Wednesday, August 20, 2008

Women Film Makers: An Outline of Herstory


The history of women filmmakers in the American cinema is often most visible by its absence from the history books and movie theatres rather than by its works or artists. This is caused, in part, by Holly­wood's long standing bias against employing women as directors as well as by the traditional male domination of the film critical establishment. As a consequence, much of the work of women filmmakers has traditionally taken place on the periphery of the established film industry. In turn, much of this history has been largely forgotten due to genuine ignorance combined with willful neglect. Only recently has this hidden history been given some measure of attention and study and, in the process, been historically placed within the growth and development of the cinema.

Alice Guy Blache is generally believed to have been the first woman filmmaker. Born in Paris in 1873, she began working in France as a filmmaker before the end of the 19th-century. Her most active period of work, however, occurred in the United States where she eventually formed her own production company. From her studio in Fort Lee, New Jersey, she created a series of short films and, along with Georges Melies and Edwin S. Porter, was one of the original architects of the narrative cinema. Her works range from romance to comedy to science fiction, and the few surviving prints of her films attest to her innovative approach as an early filmmaker. Girl in the Armchair (USA 1912) is especially interesting for its use of color tinting as well as Blache's expedient handling of melodramatic conventions.

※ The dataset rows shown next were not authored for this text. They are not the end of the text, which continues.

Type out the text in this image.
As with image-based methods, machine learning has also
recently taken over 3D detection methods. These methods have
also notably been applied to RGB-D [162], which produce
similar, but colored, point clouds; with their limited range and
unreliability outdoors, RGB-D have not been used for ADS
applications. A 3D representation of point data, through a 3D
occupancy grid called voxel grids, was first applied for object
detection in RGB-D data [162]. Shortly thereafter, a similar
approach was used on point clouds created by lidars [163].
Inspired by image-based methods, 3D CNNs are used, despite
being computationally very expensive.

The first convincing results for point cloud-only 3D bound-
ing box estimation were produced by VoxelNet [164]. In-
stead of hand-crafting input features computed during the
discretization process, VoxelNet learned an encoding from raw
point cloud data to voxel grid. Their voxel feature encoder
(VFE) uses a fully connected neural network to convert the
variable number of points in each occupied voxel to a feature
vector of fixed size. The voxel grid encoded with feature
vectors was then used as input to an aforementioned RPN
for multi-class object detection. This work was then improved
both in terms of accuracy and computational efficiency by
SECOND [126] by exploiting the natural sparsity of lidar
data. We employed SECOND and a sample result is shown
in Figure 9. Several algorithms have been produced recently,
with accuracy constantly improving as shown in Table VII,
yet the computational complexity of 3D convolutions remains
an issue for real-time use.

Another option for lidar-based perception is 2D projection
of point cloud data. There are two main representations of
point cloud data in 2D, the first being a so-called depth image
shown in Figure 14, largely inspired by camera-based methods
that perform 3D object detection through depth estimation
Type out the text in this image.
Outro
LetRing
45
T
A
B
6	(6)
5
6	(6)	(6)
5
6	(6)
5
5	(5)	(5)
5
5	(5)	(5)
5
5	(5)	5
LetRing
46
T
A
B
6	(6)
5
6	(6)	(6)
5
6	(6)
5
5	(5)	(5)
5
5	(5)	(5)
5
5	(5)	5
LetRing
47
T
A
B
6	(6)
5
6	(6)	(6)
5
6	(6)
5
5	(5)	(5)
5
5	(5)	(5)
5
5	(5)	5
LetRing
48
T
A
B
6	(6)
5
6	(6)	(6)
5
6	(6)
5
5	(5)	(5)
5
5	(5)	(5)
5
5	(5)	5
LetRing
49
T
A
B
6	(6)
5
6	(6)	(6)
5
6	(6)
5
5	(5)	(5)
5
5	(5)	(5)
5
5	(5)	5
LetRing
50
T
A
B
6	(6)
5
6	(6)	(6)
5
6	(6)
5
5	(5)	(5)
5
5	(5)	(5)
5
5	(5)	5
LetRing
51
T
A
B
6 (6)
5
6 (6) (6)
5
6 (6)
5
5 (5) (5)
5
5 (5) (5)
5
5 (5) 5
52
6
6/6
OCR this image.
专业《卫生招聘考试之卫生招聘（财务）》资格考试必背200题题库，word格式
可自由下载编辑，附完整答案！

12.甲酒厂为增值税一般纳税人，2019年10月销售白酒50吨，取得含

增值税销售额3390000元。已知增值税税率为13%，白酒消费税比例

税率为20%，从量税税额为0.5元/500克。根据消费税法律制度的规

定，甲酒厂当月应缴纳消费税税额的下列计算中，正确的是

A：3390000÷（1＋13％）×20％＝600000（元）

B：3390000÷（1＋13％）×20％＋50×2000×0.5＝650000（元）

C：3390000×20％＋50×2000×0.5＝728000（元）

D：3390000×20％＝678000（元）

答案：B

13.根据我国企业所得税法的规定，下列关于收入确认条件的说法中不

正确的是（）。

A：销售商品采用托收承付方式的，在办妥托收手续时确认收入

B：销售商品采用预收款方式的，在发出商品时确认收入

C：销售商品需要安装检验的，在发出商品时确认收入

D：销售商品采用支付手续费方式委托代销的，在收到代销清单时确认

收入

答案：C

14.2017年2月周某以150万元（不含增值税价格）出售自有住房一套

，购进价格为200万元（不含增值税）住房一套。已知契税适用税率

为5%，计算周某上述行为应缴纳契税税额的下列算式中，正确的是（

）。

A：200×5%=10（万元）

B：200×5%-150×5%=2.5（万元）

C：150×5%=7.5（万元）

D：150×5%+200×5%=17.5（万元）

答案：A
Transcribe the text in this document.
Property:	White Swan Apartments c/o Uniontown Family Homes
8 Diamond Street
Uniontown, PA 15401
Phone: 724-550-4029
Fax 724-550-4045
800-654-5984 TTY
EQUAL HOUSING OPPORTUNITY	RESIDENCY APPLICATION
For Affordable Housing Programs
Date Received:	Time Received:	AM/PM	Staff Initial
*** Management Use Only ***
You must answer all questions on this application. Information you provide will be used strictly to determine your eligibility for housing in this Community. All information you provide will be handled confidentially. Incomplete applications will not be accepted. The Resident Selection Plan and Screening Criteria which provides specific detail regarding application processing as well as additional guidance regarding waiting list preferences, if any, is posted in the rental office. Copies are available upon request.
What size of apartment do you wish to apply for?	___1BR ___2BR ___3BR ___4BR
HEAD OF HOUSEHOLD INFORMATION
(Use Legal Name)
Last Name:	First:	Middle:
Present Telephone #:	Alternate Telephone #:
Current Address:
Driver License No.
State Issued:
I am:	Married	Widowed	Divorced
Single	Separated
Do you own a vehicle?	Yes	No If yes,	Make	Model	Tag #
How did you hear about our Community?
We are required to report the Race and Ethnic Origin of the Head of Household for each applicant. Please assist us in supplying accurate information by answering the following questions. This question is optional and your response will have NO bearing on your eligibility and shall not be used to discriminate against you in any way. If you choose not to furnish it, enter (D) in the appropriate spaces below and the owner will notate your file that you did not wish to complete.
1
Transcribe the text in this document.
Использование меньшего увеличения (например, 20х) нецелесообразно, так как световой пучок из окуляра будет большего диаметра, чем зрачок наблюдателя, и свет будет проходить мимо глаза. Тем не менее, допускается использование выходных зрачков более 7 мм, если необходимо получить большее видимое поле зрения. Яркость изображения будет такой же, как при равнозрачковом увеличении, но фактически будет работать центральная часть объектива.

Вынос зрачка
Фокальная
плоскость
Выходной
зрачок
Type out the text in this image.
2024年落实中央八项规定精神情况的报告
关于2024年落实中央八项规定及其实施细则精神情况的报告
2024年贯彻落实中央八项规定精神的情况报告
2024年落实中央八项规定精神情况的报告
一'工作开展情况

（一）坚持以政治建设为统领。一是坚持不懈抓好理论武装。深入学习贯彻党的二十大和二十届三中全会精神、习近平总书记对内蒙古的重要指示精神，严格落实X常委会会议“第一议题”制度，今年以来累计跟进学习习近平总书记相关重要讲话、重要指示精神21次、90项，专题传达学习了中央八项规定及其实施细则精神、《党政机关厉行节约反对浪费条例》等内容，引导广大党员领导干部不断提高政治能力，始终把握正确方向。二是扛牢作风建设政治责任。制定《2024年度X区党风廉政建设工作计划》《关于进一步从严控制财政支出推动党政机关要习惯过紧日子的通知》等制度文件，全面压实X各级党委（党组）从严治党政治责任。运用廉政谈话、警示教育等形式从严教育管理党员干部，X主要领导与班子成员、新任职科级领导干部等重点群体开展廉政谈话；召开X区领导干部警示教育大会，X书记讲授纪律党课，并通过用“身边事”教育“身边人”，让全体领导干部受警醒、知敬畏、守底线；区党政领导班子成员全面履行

The first American born woman filmmaker was Lois Weber who, with occasional collaboration with her actor-husband Phillips Smalley, wrote, produced, and directed a series of dramas that she filmed in a studio leased from Universal. These independent productions were notable for both their technical polish as well as their willingness to confront controversial social subject matter; during her career, Weber produced films in support of birth control, women's suffrage and interracial love. Not surprisingly, she had tremendous difficulty in getting some of her films distributed and, by 1927, she found it financially impossible to continue producing films.

The Blot (USA 1921) is one of the few of Weber's feature-length films that has survived intact. Like most of her films, it overtly deals with an area of social concern, specifically the need for teachers and the even greater need to provide educators with equable pay. The Blot presents its social message within the larger context of its narrative, and one of the most striking aspects about Weber's work is her ability to present overt political concerns without being either heavy-handed or didactic. If any­thing, her films display a matter-of-factness that eschews the more excessive melodramatic conventions of the 1920s American cinema.

Through her work as both a filmmaker and as a mentor figure, Maya Deren was one of the major founding figures of the modern American Avant-Garde movement. With the production of such early experimental films as Meshes of the Afternoon (USA 1943), At Land (USA 1944), and Choreography for Camera (USA 1945), Deren established the basic directions the avant-garde cinema would follow throughout the 1950s and 1960s. Her brief fall from critical grace during the 1970s was, in part, a late rebellious reaction to the enormous shadow she cast throughout the early American experimental cinema movement.

Deren was strongly influenced by the theoretical principles of modern dance as well as by the surrealist cinema of the 1920s. Her films were often autobiographical in their references as she created a cinematic form of psychodrama. In At Land, she created a set of symbolic references while pursuing a study on the illusory structure of cinematic space.

Shirley Clarke began her career in the 1950s as both a dancer and an experimental filmmaker. She emerged most forcefully, however, as a documentary and narrative artist with such films as The Connection (USA 1960), The Cool World (USA 1963), and Portrait of Jason (USA 1967), films in which the romanticism of her early works gave way to a raw and direct look at people who existed on the edge of mainstream American society. In turn, her films achieved a sense of gritty realism rarely attempted within the American cinema. Clarke's career as a filmmaker and videographer has taken place totally outside the context of the American commercial media which has resulted in the limited amount of exposure her work has received. Yet, she remains firmly committed to this independent path which has allowed her to deal with a range of subject matter that is, for all practicable purposes, forbidden for presentation within the mainstream.

The Cool World was filmed on location in Harlem, using a cast composed of professional actors and local residents. Clarke's use of naturalistic photography and direct sound recordings was influenced by the original films of the Italian Neo-Realist movement and her non-judgmental presentation of the film's narrative forces the viewer, in part, to experience the ghetto environment and gang psychology on its own terms.

Before her untimely death, Kathleen Collins was a teacher and filmmaker of increasing critical prominence. Her work, as represented by her best known feature film Losing Ground (USA 1982), dealt with both feminist and African-American issues and concerns in ways that were both politically complex and narratively engaging.